A current Stanford student was accepted to the University “partly due to the fact that she had fabricated sailing credentials” on her application, according to federal court transcripts from the Tuesday plea hearing of former sailing coach John Vandemoer.
The student — who has never been a member of Stanford’s sailing team — was not admitted to the University as a recruited athlete, but instead went through the standard application process.
Her acceptance was followed by a $500,000 payment to the University’s sailing program from a foundation run by William Rick Singer, the man behind a national college admissions cheating and money laundering scandal involving Vandemoer and at least 49 others. Singer added the false sailing credentials to the student’s Stanford application.

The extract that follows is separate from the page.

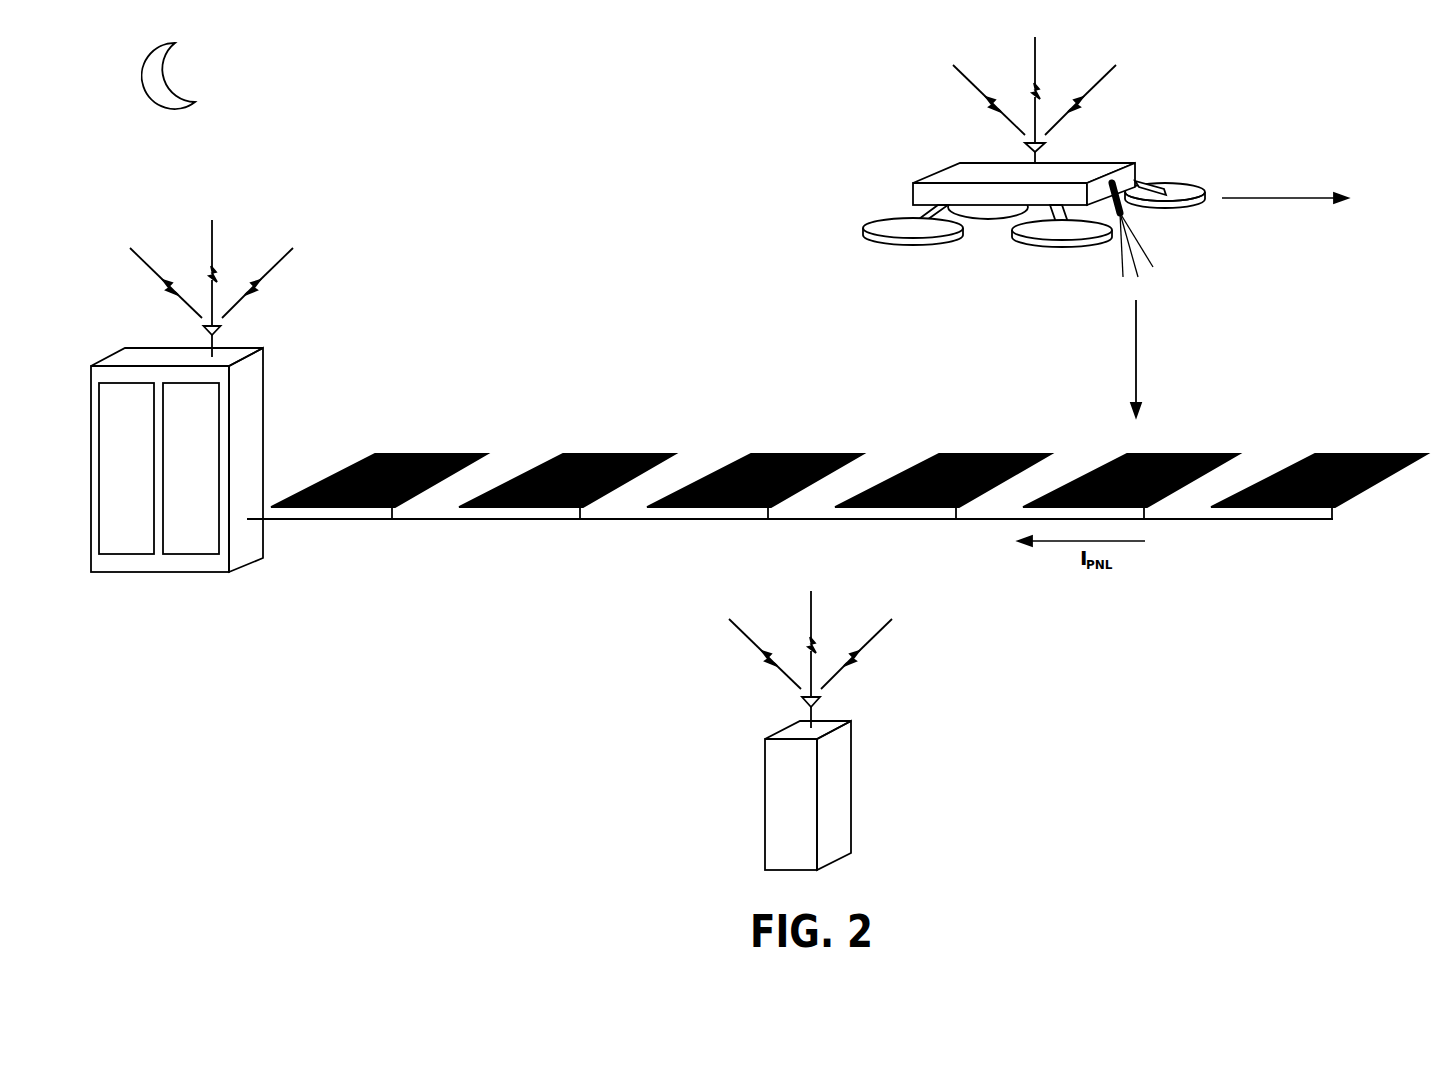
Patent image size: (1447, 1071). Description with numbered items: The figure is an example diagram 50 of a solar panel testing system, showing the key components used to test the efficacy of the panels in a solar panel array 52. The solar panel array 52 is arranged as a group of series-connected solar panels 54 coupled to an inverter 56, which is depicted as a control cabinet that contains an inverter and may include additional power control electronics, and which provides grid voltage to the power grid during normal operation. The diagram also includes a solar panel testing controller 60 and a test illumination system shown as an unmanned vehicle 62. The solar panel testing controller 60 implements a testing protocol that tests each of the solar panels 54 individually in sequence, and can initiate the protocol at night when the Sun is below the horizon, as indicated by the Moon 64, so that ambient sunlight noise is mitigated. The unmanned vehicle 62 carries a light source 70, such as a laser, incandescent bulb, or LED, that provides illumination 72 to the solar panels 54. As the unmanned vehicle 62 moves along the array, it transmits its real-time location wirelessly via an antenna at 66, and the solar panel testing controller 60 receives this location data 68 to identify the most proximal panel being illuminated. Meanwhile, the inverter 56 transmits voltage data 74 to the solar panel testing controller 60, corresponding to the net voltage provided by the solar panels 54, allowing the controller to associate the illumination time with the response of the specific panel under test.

Vandemoer was fired Tuesday after agreeing to plead guilty to accepting contributions to Stanford’s sailing program in exchange for his recommendation of purported sailing recruits for admission to the University.
“We are working to better understand the circumstances around this student and will take whatever actions are appropriate based on what we learn,” wrote Stanford President Marc Tessier-Lavigne and Provost Persis Drell in a Thursday statement, noting $770,000 in fraudulent payments was received by Stanford’s sailing program as part of Singer’s scam.
Vandemoer did not do anything to affect the enrolled student’s “application in any material way,” Assistant U.S. Attorney Eric Rosen told the judge in the former coach’s Tuesday plea hearing. Vandemoer has not faced any charges related to the enrolled student nor the associated $500,000 payment from Singer’s charity.
“I’m telling you, he did nothing,” Vandemoer’s attorney, Rob Fisher, told The Mercury News in a Thursday interview, though Fisher added later in the interview that Singer’s donation to the sailing program may have been intended “to establish a relationship” with Vandemoer.
Stanford spokesperson E.J. Miranda did not answer The Daily’s questions about the unnamed student and the potential consequences of Thursday’s revelations, though Stanford News posted a statement on the matter that “will be updated as new information becomes available.”
“Applicants to Stanford sign a statement verifying that the information they are providing is accurate,” the statement reads. “If it is found to be inaccurate, they can be disenrolled from the university or have their admission cancelled, as has regretfully happened in the past.”